Sono quindi totalmente inutili, e potenzialmente pericolose, queste cellule malate?
E qui arriviamo alla svolta, o come piace chiamarla a me, “Eureka, la scoperta”.
La ricerca, condotta dal team di Ermanno Greco, autore dello studio e direttore del centro di medicina e biologia della riproduzione all’European Hospital di Roma, dimostra chiaramente che da embrioni affetti dalla sindrome di Aneuploidia Variegata a Mosaico, tramite la fecondazione assistita, possono nascere bambini perfettamente sani.
I medici hanno analizzato oltre 3000 blastociti, ovvero insieme di cellule che si formano durante le prime due settimane della fecondazione, delle quali almeno il 5% è risultato “a mosaico”. Lo studio ha dimostrato che anche queste cellule possono essere considerate utili per il trasferimento in utero.

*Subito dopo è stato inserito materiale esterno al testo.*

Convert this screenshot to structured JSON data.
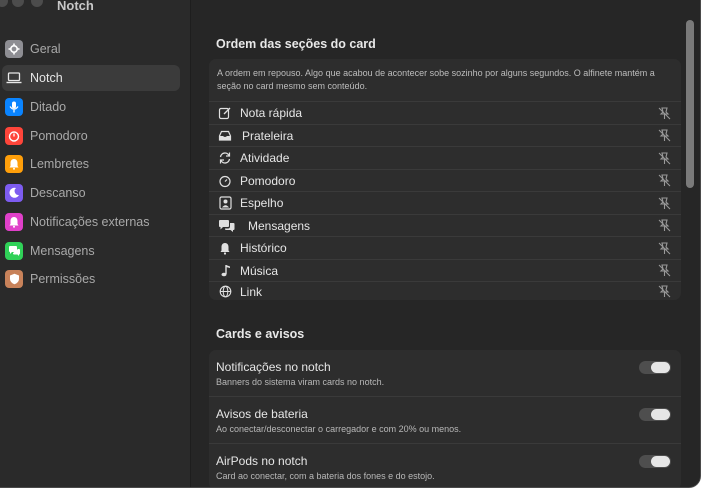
{
  "window": {
    "title": "Notch"
  },
  "sidebar": {
    "items": [
      {
        "label": "Geral",
        "icon": "gear-icon",
        "color": "#8e8e93"
      },
      {
        "label": "Notch",
        "icon": "laptop-icon",
        "color": "#3a3a3a",
        "active": true
      },
      {
        "label": "Ditado",
        "icon": "microphone-icon",
        "color": "#0a84ff"
      },
      {
        "label": "Pomodoro",
        "icon": "timer-icon",
        "color": "#ff453a"
      },
      {
        "label": "Lembretes",
        "icon": "bell-icon",
        "color": "#ff9f0a"
      },
      {
        "label": "Descanso",
        "icon": "moon-icon",
        "color": "#7d5cf0"
      },
      {
        "label": "Notificações externas",
        "icon": "bell-badge-icon",
        "color": "#e040c9"
      },
      {
        "label": "Mensagens",
        "icon": "chat-icon",
        "color": "#30d158"
      },
      {
        "label": "Permissões",
        "icon": "shield-icon",
        "color": "#c8825a"
      }
    ]
  },
  "order_section": {
    "title": "Ordem das seções do card",
    "description": "A ordem em repouso. Algo que acabou de acontecer sobe sozinho por alguns segundos. O alfinete mantém a seção no card mesmo sem conteúdo.",
    "items": [
      {
        "label": "Nota rápida",
        "icon": "note-edit-icon"
      },
      {
        "label": "Prateleira",
        "icon": "tray-icon"
      },
      {
        "label": "Atividade",
        "icon": "sync-icon"
      },
      {
        "label": "Pomodoro",
        "icon": "timer-icon"
      },
      {
        "label": "Espelho",
        "icon": "person-frame-icon"
      },
      {
        "label": "Mensagens",
        "icon": "chat-bubbles-icon"
      },
      {
        "label": "Histórico",
        "icon": "bell-icon"
      },
      {
        "label": "Música",
        "icon": "music-note-icon"
      },
      {
        "label": "Link",
        "icon": "globe-icon"
      }
    ]
  },
  "cards_section": {
    "title": "Cards e avisos",
    "settings": [
      {
        "title": "Notificações no notch",
        "subtitle": "Banners do sistema viram cards no notch.",
        "on": true
      },
      {
        "title": "Avisos de bateria",
        "subtitle": "Ao conectar/desconectar o carregador e com 20% ou menos.",
        "on": true
      },
      {
        "title": "AirPods no notch",
        "subtitle": "Card ao conectar, com a bateria dos fones e do estojo.",
        "on": true
      }
    ]
  }
}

Alcuni embrioni parzialmente malati possono infatti essere in grado di auto-correggersi, per tanto, una volta impiantati, le cellule sane prenderebbero il sopravvento sulle cellule malate. Potendo utilizzare anche questi embrioni considerati mutati, sarebbe dunque possibile aumentare la percentuale di successo della fecondazione in vitro.
Potranno giovare di queste nuove metodiche di procreazione assistita, integrate con la diagnosi preimpianto, donne fertili che hanno avuto difficoltà a rimanere incinte, o a portare avanti una gravidanza, e che hanno già affrontato diversi fallimenti nel concepimento, sia per via naturale che assistite, e anche donne appartenenti alla fascia di età materna considerata avanzata.
Oggi sappiamo che la coesistenza di cellule malate e sane, può suggerire che l’embrione si sta riparando autonomamente; e questo non fa altro che dimostrare la straordinaria capacità di questi microorganismi di cui siamo formati, le nostre cellule, dalle quali dipende la nostra vita stessa.
E’ interessante realizzare come il nostro complesso meccanismo interno sia estremamente preciso e regolato, nei minimi dettagli, e di come, un piccolissimo errore di separazione dei nostri cromosomi, possa portare addirittura alla morte.
Questa scoperta scientifica ha un profondo significato etico, che sottolinea la potenzialità della vita, e i misteri che essa stessa ancora ci nasconde.